Why should I expect it to be easy? Because I am a Christian? Because I’ve done some good things? Because Jesus loves me, saved me, and gave me a beautiful life with friends and family? Shouldn’t he save me from this also.

But he didn’t.

Somehow, in his love and wisdom, he wants me to go through this. He wants me to lean into him and trust his love like I never have before. He wants to grow my faith deeper. He wants me to share my pain with others so they can be encouraged and know they are not alone, even in the midst of pain.

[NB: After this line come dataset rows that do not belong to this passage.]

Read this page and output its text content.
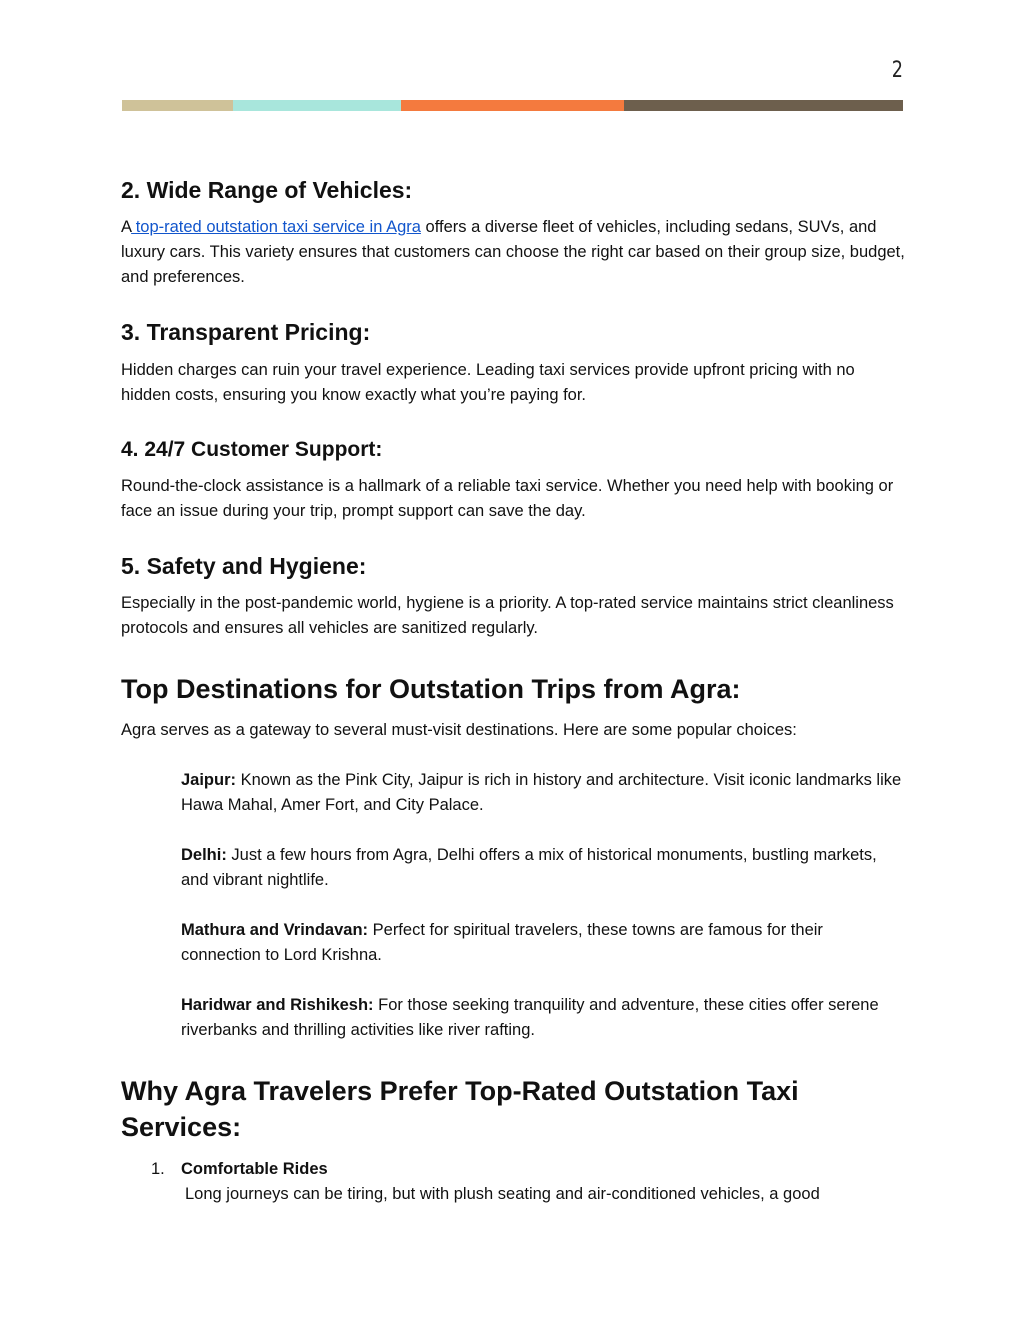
2
2. Wide Range of Vehicles:

A top-rated outstation taxi service in Agra offers a diverse fleet of vehicles, including sedans, SUVs, and luxury cars. This variety ensures that customers can choose the right car based on their group size, budget, and preferences.

3. Transparent Pricing:

Hidden charges can ruin your travel experience. Leading taxi services provide upfront pricing with no hidden costs, ensuring you know exactly what you’re paying for.

4. 24/7 Customer Support:

Round-the-clock assistance is a hallmark of a reliable taxi service. Whether you need help with booking or face an issue during your trip, prompt support can save the day.

5. Safety and Hygiene:

Especially in the post-pandemic world, hygiene is a priority. A top-rated service maintains strict cleanliness protocols and ensures all vehicles are sanitized regularly.

Top Destinations for Outstation Trips from Agra:

Agra serves as a gateway to several must-visit destinations. Here are some popular choices:

Jaipur: Known as the Pink City, Jaipur is rich in history and architecture. Visit iconic landmarks like Hawa Mahal, Amer Fort, and City Palace.

Delhi: Just a few hours from Agra, Delhi offers a mix of historical monuments, bustling markets, and vibrant nightlife.

Mathura and Vrindavan: Perfect for spiritual travelers, these towns are famous for their connection to Lord Krishna.

Haridwar and Rishikesh: For those seeking tranquility and adventure, these cities offer serene riverbanks and thrilling activities like river rafting.

Why Agra Travelers Prefer Top-Rated Outstation Taxi Services:
1. Comfortable Rides
Long journeys can be tiring, but with plush seating and air-conditioned vehicles, a good
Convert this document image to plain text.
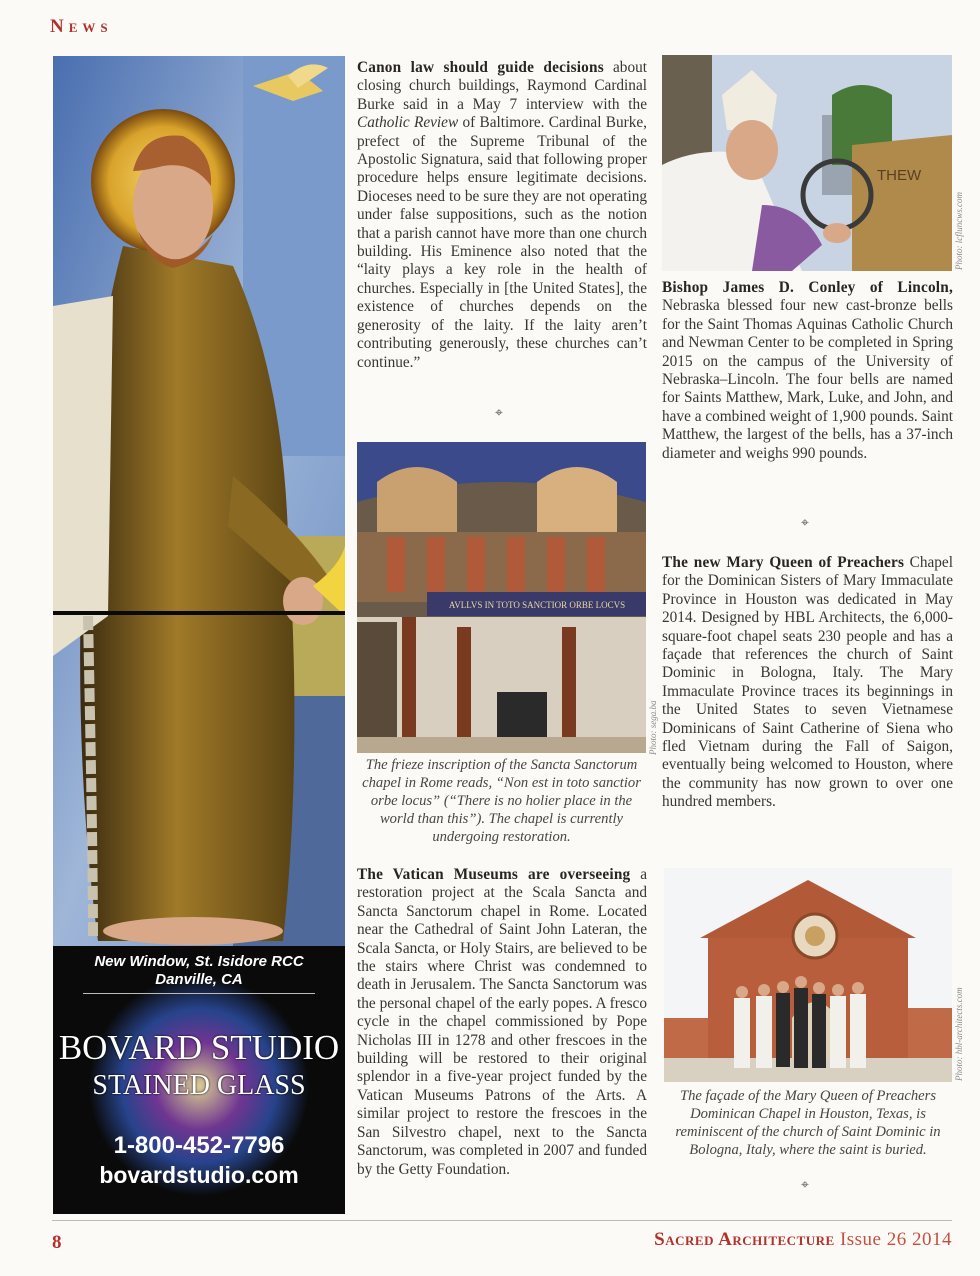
News
New Window, St. Isidore RCC
Danville, CA
BOVARD STUDIO
STAINED GLASS
1-800-452-7796
bovardstudio.com
Canon law should guide decisions about closing church buildings, Raymond Cardinal Burke said in a May 7 interview with the Catholic Review of Baltimore. Cardinal Burke, prefect of the Supreme Tribunal of the Apostolic Signatura, said that following proper procedure helps ensure legitimate decisions. Dioceses need to be sure they are not operating under false suppositions, such as the notion that a parish cannot have more than one church building. His Eminence also noted that the “laity plays a key role in the health of churches. Especially in [the United States], the existence of churches depends on the generosity of the laity. If the laity aren’t contributing generously, these churches can’t continue.”
⌖
AVLLVS IN TOTO SANCTIOR ORBE LOCVS
Photo: sega.ba
The frieze inscription of the Sancta Sanctorum chapel in Rome reads, “Non est in toto sanctior orbe locus” (“There is no holier place in the world than this”). The chapel is currently undergoing restoration.
The Vatican Museums are overseeing a restoration project at the Scala Sancta and Sancta Sanctorum chapel in Rome. Located near the Cathedral of Saint John Lateran, the Scala Sancta, or Holy Stairs, are believed to be the stairs where Christ was condemned to death in Jerusalem. The Sancta Sanctorum was the personal chapel of the early popes. A fresco cycle in the chapel commissioned by Pope Nicholas III in 1278 and other frescoes in the building will be restored to their original splendor in a five-year project funded by the Vatican Museums Patrons of the Arts. A similar project to restore the frescoes in the San Silvestro chapel, next to the Sancta Sanctorum, was completed in 2007 and funded by the Getty Foundation.
THEW
Photo: lcfluncws.com
Bishop James D. Conley of Lincoln, Nebraska blessed four new cast-bronze bells for the Saint Thomas Aquinas Catholic Church and Newman Center to be completed in Spring 2015 on the campus of the University of Nebraska–Lincoln. The four bells are named for Saints Matthew, Mark, Luke, and John, and have a combined weight of 1,900 pounds. Saint Matthew, the largest of the bells, has a 37-inch diameter and weighs 990 pounds.
⌖
The new Mary Queen of Preachers Chapel for the Dominican Sisters of Mary Immaculate Province in Houston was dedicated in May 2014. Designed by HBL Architects, the 6,000-square-foot chapel seats 230 people and has a façade that references the church of Saint Dominic in Bologna, Italy. The Mary Immaculate Province traces its beginnings in the United States to seven Vietnamese Dominicans of Saint Catherine of Siena who fled Vietnam during the Fall of Saigon, eventually being welcomed to Houston, where the community has now grown to over one hundred members.
Photo: hbl-architects.com
The façade of the Mary Queen of Preachers Dominican Chapel in Houston, Texas, is reminiscent of the church of Saint Dominic in Bologna, Italy, where the saint is buried.
⌖
8	Sacred Architecture Issue 26 2014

Jesus is not just a patch we put on to avoid the complications of life. He’s not a “good luck charm” to help us escape pain. But he has promised to be with us through it all, never leaving or forsaking us. When the going gets tough, Jesus ramps up his availability, his love, his peace.

 Life is complicated…

 Leaning into Jesus is not.

God… We need to talk…

Isn’t having cancer enough? Did I really need a broken leg? Come on…

I think I was handling the cancer pretty well. Hearing the words “cancer” and “incurable” were hard enough. Going through a bone marrow transplant was very challenging. Contracting pneumonia on top of it, experiencing the brink of death, was almost unbearable, except for your peace. Continuing to live with the knowledge that is will come back can be despairing.

But you have been with me through it all. I re-learned the simple concept of “spiritual breathing” (exhaling sin/lack of faith and inhaling the peace and power of the Holy Spirit) in the midst of different circumstances. My circumstances had changed, but your Holy Spirit had not.

And I’ve done pretty good with it. Sure their were moments, but as I look back, I did pretty good trusting you. My friends and family came around me, each trying to encourage me as they tried to deal with their own emotions and fears of death. And I’ve enjoyed these years of relative health as the cancer is growing slowly. I’ve gotten back into a routine, loving life, busy doing things I enjoy and I feel you have called me to. I’ve tried to be obedient.

Maybe that is why I am here? Maybe in the midst of feeling good about my walk with you, you wanted me to dig deeper. In the midst of my business, maybe you wanted me to listen harder.  In the midst of what I thought was obedience, maybe you needed to get my attention.

Well, it worked. You got my attention. I’m listening. What do you want to say?